Repelita Jakarta – Rancangan Undang-Undang (RUU) Perampasan Aset kembali tidak masuk dalam daftar Program Legislasi Nasional (Prolegnas) Prioritas 2025.
Keputusan ini memunculkan pertanyaan mengenai keseriusan pemerintah dan DPR dalam memberantas korupsi secara efektif.
RUU Perampasan Aset bertujuan memberikan dasar hukum bagi negara untuk menyita aset yang diduga hasil tindak pidana korupsi tanpa harus menunggu proses peradilan selesai.
Hal ini penting mengingat banyaknya kasus korupsi besar yang merugikan negara, namun pelaku masih dapat menikmati hasil kejahatannya karena proses hukum yang panjang dan berlarut.
Namun, meskipun RUU ini dianggap penting oleh berbagai kalangan, termasuk Komisi Pemberantasan Korupsi (KPK) dan pakar hukum, RUU tersebut tidak dimasukkan dalam Prolegnas Prioritas 2025.
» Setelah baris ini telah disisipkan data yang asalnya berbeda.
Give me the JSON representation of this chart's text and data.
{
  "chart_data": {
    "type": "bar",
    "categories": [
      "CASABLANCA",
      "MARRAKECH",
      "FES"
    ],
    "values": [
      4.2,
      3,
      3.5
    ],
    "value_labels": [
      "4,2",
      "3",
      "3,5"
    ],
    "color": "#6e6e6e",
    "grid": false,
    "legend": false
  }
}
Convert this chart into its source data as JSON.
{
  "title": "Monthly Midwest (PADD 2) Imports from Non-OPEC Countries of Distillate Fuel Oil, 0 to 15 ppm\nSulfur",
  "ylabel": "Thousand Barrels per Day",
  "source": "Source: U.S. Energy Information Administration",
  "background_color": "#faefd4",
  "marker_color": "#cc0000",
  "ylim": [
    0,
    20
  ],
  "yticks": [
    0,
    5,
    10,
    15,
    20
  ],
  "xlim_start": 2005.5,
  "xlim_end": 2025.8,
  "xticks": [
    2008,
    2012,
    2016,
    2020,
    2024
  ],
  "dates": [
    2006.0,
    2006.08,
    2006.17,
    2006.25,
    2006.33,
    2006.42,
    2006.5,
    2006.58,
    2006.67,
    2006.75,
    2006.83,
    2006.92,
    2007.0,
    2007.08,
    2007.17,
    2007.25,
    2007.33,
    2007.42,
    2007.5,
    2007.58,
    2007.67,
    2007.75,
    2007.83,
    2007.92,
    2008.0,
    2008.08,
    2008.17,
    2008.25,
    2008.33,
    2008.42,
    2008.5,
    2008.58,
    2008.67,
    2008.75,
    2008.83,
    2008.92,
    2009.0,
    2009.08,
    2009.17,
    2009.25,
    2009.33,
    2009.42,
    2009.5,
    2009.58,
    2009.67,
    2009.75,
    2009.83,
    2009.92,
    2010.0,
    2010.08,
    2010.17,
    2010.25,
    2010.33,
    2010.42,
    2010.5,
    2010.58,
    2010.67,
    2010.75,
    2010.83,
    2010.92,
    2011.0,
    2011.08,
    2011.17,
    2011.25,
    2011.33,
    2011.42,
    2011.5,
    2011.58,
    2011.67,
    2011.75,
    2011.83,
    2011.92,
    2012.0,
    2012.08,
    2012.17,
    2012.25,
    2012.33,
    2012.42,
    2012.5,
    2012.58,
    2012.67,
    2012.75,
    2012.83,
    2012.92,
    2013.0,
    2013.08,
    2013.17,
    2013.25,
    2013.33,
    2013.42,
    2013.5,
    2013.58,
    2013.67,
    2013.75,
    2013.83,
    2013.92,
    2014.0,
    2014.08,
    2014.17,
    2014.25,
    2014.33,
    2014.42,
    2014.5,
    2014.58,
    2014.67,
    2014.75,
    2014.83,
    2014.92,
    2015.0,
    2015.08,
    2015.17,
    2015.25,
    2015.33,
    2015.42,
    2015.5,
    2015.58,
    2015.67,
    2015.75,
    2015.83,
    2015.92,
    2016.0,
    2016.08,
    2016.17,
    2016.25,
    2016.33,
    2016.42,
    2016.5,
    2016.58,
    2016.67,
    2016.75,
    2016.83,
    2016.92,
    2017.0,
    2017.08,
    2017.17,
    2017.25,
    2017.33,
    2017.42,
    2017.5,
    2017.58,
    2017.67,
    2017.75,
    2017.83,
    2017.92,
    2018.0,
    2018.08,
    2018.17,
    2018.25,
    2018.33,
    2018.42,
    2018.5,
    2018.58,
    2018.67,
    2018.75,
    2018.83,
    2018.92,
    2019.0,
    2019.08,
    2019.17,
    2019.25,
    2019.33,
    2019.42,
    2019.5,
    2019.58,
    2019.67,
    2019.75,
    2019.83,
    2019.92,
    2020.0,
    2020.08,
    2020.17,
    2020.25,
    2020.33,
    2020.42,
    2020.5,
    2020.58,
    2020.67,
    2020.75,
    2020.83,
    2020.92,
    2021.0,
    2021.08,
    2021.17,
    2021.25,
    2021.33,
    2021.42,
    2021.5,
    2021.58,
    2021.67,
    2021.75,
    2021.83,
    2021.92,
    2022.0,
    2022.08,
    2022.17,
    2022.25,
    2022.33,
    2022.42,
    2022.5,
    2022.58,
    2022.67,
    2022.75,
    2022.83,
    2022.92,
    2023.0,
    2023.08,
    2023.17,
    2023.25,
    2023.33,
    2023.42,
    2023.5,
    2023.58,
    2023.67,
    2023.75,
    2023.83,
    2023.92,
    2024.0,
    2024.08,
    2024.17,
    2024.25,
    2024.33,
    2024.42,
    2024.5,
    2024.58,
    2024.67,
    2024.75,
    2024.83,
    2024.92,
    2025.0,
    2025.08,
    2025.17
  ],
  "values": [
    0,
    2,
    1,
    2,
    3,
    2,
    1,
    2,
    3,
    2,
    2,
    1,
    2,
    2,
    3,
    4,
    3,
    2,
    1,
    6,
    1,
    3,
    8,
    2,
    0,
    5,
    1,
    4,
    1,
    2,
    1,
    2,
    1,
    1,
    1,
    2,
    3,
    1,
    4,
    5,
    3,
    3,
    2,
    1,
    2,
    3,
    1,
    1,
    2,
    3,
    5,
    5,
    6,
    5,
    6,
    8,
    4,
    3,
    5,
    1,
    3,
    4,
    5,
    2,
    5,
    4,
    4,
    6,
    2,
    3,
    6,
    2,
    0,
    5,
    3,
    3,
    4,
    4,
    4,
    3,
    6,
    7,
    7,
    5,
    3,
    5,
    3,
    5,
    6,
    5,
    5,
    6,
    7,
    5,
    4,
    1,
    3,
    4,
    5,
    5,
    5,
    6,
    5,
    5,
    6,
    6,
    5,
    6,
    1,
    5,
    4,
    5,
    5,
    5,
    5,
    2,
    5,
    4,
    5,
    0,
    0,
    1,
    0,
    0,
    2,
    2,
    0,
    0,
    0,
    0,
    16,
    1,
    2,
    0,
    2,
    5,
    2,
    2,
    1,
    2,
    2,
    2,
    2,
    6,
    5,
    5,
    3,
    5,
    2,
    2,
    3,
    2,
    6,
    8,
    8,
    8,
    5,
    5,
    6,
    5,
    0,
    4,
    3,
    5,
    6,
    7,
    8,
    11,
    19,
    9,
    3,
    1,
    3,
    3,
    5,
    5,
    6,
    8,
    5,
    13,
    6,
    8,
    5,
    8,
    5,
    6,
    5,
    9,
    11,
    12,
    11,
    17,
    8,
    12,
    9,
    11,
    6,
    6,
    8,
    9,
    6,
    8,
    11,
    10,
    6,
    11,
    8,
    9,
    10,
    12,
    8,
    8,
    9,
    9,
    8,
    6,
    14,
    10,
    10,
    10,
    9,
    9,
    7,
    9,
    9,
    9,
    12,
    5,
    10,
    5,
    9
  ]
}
Ketua Badan Legislasi (Baleg) DPR, Bob Hasan, menjelaskan bahwa RUU ini masih perlu kajian lebih lanjut dan dimasukkan dalam Prolegnas jangka menengah 2025-2029.
Ia menambahkan bahwa DPR serius dalam membahas RUU ini, namun perlu pendalaman materi lebih mendalam.
Di sisi lain, Wakil Ketua Baleg DPR, Ahmad Doli Kurnia, berpendapat bahwa pemberantasan korupsi di Indonesia sudah cukup tanpa perlu adanya RUU Perampasan Aset.
Menurutnya, upaya pemberantasan korupsi yang telah dilakukan selama ini sudah memadai, meskipun ia tidak menutup kemungkinan untuk membahas RUU tersebut di masa mendatang.
Keputusan ini menuai kritik dari berbagai pihak.
Indonesia Corruption Watch (ICW) menilai langkah DPR yang tidak memasukkan RUU Perampasan Aset dalam daftar usulan Prolegnas 2025-2029 sangat mengecewakan publik.
Menurut ICW, hal ini menunjukkan kurangnya komitmen politik dalam memberantas korupsi secara serius.
RUU Perampasan Aset sebelumnya telah masuk dalam Prolegnas Prioritas 2023 dan mendapat dukungan dari Presiden Joko Widodo melalui surat presiden (surpres) bernomor R 22-Pres-05-2023.
Namun, hingga kini, RUU tersebut belum juga disahkan.
Pemerintah beralasan bahwa RUU ini masih perlu pembahasan lebih lanjut dengan DPR dan alat kelengkapan dewan (AKD).
Dengan tidak dimasukannya RUU Perampasan Aset dalam Prolegnas Prioritas 2025, muncul pertanyaan besar mengenai keseriusan pemerintah dan DPR dalam memberantas korupsi.
Apakah tanpa RUU ini, upaya pemberantasan korupsi akan tetap efektif?
Ataukah justru akan semakin sulit untuk menindak tegas para pelaku korupsi yang selama ini masih dapat menikmati hasil kejahatannya?
Penting bagi masyarakat untuk terus mengawal proses legislasi ini dan memastikan bahwa upaya pemberantasan korupsi tidak hanya menjadi wacana, tetapi juga diimplementasikan melalui regulasi yang kuat dan efektif.